Smad3 is an important player in a cellular network relay system called the transforming growth factor B (TGF-B) signalling cascade. TGF-B binds to receptors on the surface of blood cells that develop in bone marrow and activates a multi-protein cascade that relays these external signals into the nucleus of the cell. These signals typically slow the rate at which these blood cells proliferate. Thus, when this signal pathway is interrupted, TGF-B can no longer control cell proliferation, and this potentially can lead to leukaemia -a cancer of blood cells.
To better understand the role of Smad3 in this pathway and how it may vary in different forms of leukaemia, John Letterio and a team of researchers looked for the presence of Smad3 protein in samples of human leukaemia cells collected from patients with one of three different childhood leukaemias: a T-cell derived leukaemia, B-cell derived leukaemia (both are a type of white blood cell known as a lymphocyte), and non-lymphocyte leukaemia.
Smad3 protein was present in the B-cell and non-lymphocyte samples, but almost non-existent in all the T-cell samples. This lack of Smad3 protein also appears to be restricted to childhood T-cell leukaemia, because the researchers demonstrated that Smad3 was present in two adult forms of T-cell leukaemia: Sezary syndrome and a virus-induced (HTLV-1) leukaemia.
In mice, deletion of one or both copies of the Smad3 gene specifically impairs the ability of TGF-B to stop T-cell proliferation, so the discovery that Smad3 was unique to the T-cell leukaemia was not surprising. The surprise - and mystery - of these findings is the biology behind Smad3's absence. The leukaemia cells produced normal levels of Smad3 mRNA - the instructions that cells use to make protein -indicating that the Smad3 gene is turned on, the release from NIH says.

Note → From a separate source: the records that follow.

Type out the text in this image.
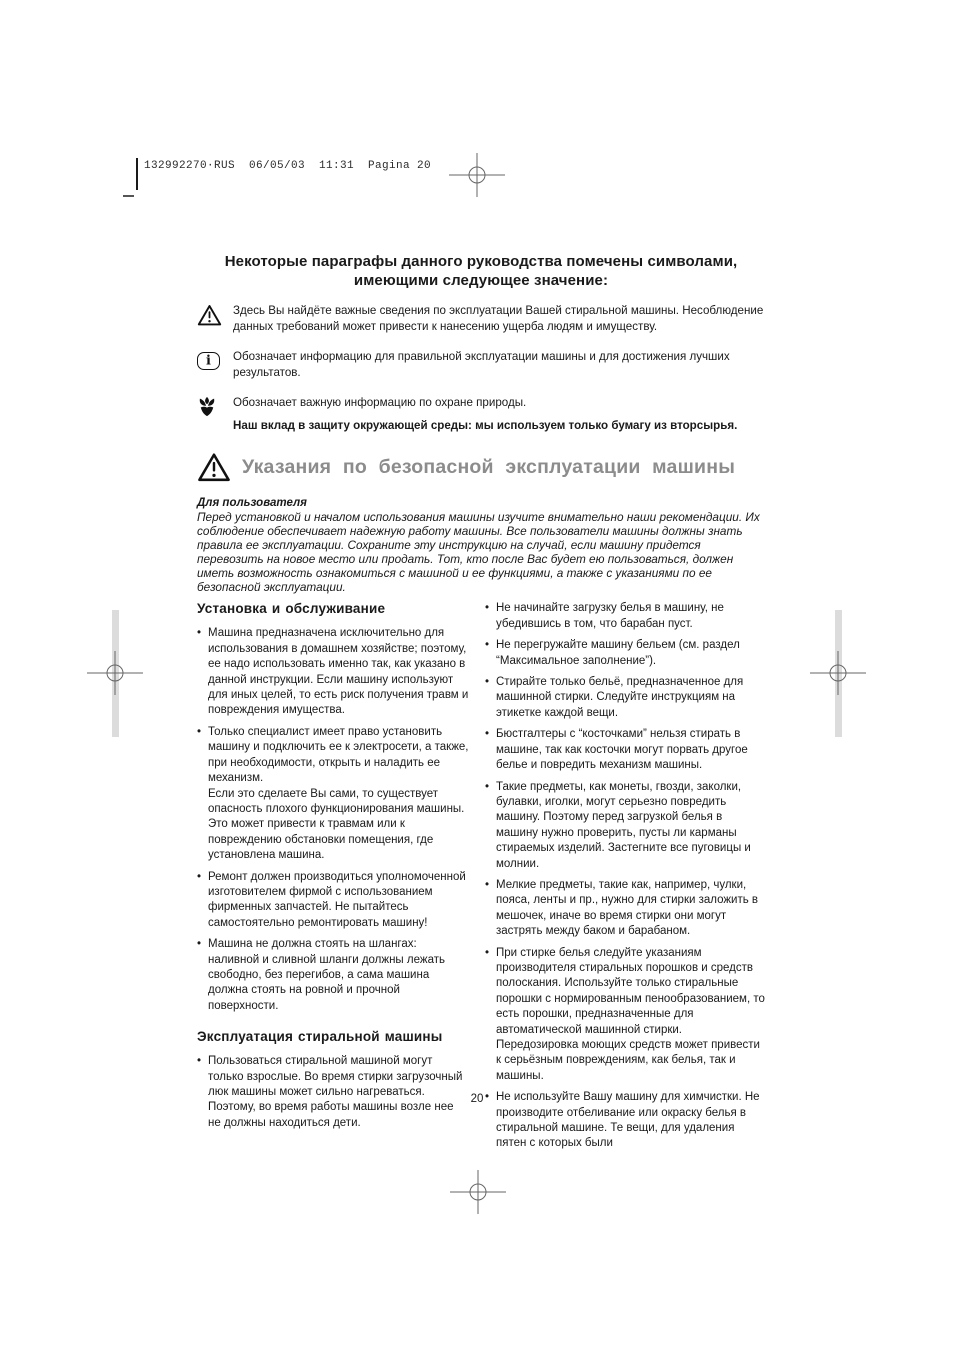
132992270·RUS  06/05/03  11:31  Pagina 20
Некоторые параграфы данного руководства помечены символами,
имеющими следующее значение:
Здесь Вы найдёте важные сведения по эксплуатации Вашей стиральной машины. Несоблюдение данных требований может привести к нанесению ущерба людям и имуществу.
i Обозначает информацию для правильной эксплуатации машины и для достижения лучших результатов.
Обозначает важную информацию по охране природы.
Наш вклад в защиту окружающей среды: мы используем только бумагу из вторсырья.
Указания по безопасной эксплуатации машины
Для пользователя
Перед установкой и началом использования машины изучите внимательно наши рекомендации. Их соблюдение обеспечивает надежную работу машины. Все пользователи машины должны знать правила ее эксплуатации. Сохраните эту инструкцию на случай, если машину придется перевозить на новое место или продать. Тот, кто после Вас будет ею пользоваться, должен иметь возможность ознакомиться с машиной и ее функциями, а также с указаниями по ее безопасной эксплуатации.
Установка и обслуживание
• Машина предназначена исключительно для использования в домашнем хозяйстве; поэтому, ее надо использовать именно так, как указано в данной инструкции. Если машину используют для иных целей, то есть риск получения травм и повреждения имущества.
• Только специалист имеет право установить машину и подключить ее к электросети, а также, при необходимости, открыть и наладить ее механизм.
Если это сделаете Вы сами, то существует опасность плохого функционирования машины. Это может привести к травмам или к повреждению обстановки помещения, где установлена машина.
• Ремонт должен производиться уполномоченной изготовителем фирмой с использованием фирменных запчастей. Не пытайтесь самостоятельно ремонтировать машину!
• Машина не должна стоять на шлангах: наливной и сливной шланги должны лежать свободно, без перегибов, а сама машина должна стоять на ровной и прочной поверхности.
Эксплуатация стиральной машины
• Пользоваться стиральной машиной могут только взрослые. Во время стирки загрузочный люк машины может сильно нагреваться. Поэтому, во время работы машины возле нее не должны находиться дети.
• Не начинайте загрузку белья в машину, не убедившись в том, что барабан пуст.
• Не перегружайте машину бельем (см. раздел “Максимальное заполнение”).
• Стирайте только бельё, предназначенное для машинной стирки. Следуйте инструкциям на этикетке каждой вещи.
• Бюстгалтеры с “косточками” нельзя стирать в машине, так как косточки могут порвать другое белье и повредить механизм машины.
• Такие предметы, как монеты, гвозди, заколки, булавки, иголки, могут серьезно повредить машину. Поэтому перед загрузкой белья в машину нужно проверить, пусты ли карманы стираемых изделий. Застегните все пуговицы и молнии.
• Мелкие предметы, такие как, например, чулки, пояса, ленты и пр., нужно для стирки заложить в мешочек, иначе во время стирки они могут застрять между баком и барабаном.
• При стирке белья следуйте указаниям производителя стиральных порошков и средств полоскания. Используйте только стиральные порошки с нормированным пенообразованием, то есть порошки, предназначенные для автоматической машинной стирки.
Передозировка моющих средств может привести к серьёзным повреждениям, как белья, так и машины.
• Не используйте Вашу машину для химчистки. Не производите отбеливание или окраску белья в стиральной машине. Те вещи, для удаления пятен с которых были
20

Furthermore, the researchers found that the sequence of the Smad3 gene in patient samples was identical to the normal Smad3 gene found in healthy T cells, signifying that a genetic mutation was not the culprit either.
"We don't yet know the mechanisms behind this loss of Smad3 protein," Letterio said adding, "but two possibilities may be that protein synthesis is being blocked or that the protein is made but degraded very quickly."
What the researchers do know is that Smad3 loss alone is likely not responsible for onset of leukaemia, since the Smad3-deficient mice do not develop tumours despite their increased number of T-cells. To address this idea that some other factor is required, Letterio's group examined the connection between Smad3 and p27Kip1, another protein with an important role in regulating cell growth. Mice with p27Kip1 deleted have increased numbers of T-cells but, similar to mice with Smad3 deleted, they do not develop leukaemia.
However, when the researchers deleted one copy of the Smad3 gene in these p27Kip1-deficient mice, 50 per cent of the mice died within six months, and several of them developed leukaemia. Mice with both p27Kip1 and Smad3 completely deleted could not be studied, as most died as embryos.
The researchers hope that continued work will uncover other genetic alterations that, when linked with Smad3 loss, play a role in the genesis of paediatric T-cell leukaemia. Letterio also pointed out that their study did not examine all the variations of leukaemia. "Whether or not Smad3 plays a role in other forms of leukaemia is still an open question," he said.